Markov Equivalence and Consistency in Differentiable Structure Learning

Published: 25 Sept 2024, Last Modified: 06 Nov 2024NeurIPS 2024 posterEveryoneRevisionsBibTeXCC BY 4.0
Keywords: structure learning, graphical models, causality, non-convex optimization, regularization
TL;DR: By replacing commonly used score functions with a regularized log-likelihood, continuous-constrained structure learning consistently recovers the Markov equivalence class.
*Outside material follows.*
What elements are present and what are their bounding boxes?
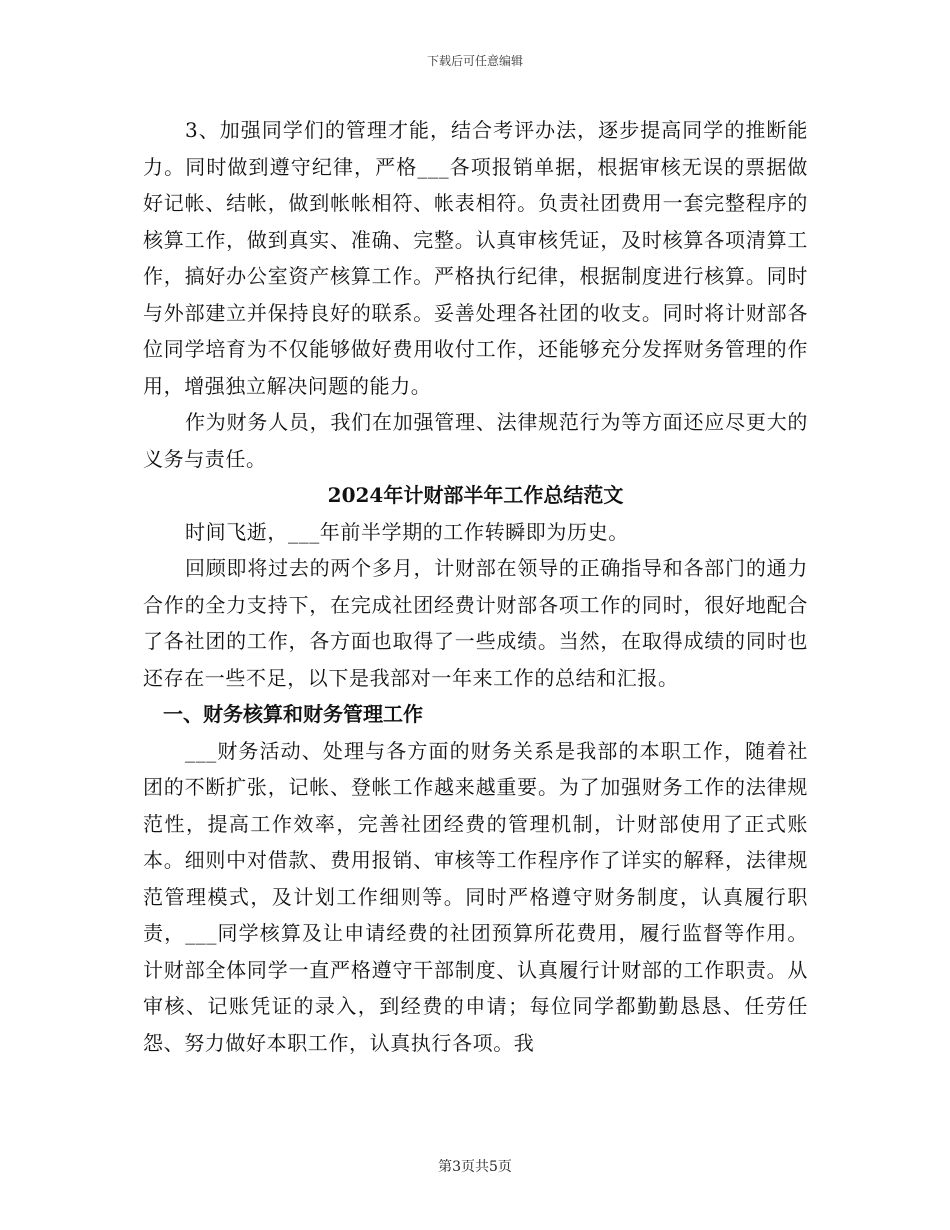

Abstract: Existing approaches to differentiable structure learning of directed acyclic graphs (DAGs) rely on strong identifiability assumptions in order to guarantee that global minimizers of the acyclicity-constrained optimization problem identifies the true DAG. Moreover, it has been observed empirically that the optimizer may exploit undesirable artifacts in the loss function. We explain and remedy these issues by studying the behavior of differentiable acyclicity-constrained programs under general likelihoods with multiple global minimizers. By carefully regularizing the likelihood, it is possible to identify the sparsest model in the Markov equivalence class, even in the absence of an identifiable parametrization. We first study the Gaussian case in detail, showing how proper regularization of the likelihood defines a score that identifies the sparsest model. Assuming faithfulness, it also recovers the Markov equivalence class. These results are then generalized to general models and likelihoods, where the same claims hold. These theoretical results are validated empirically, showing how this can be done using standard gradient-based optimizers, thus paving the way for differentiable structure learning under general models and losses.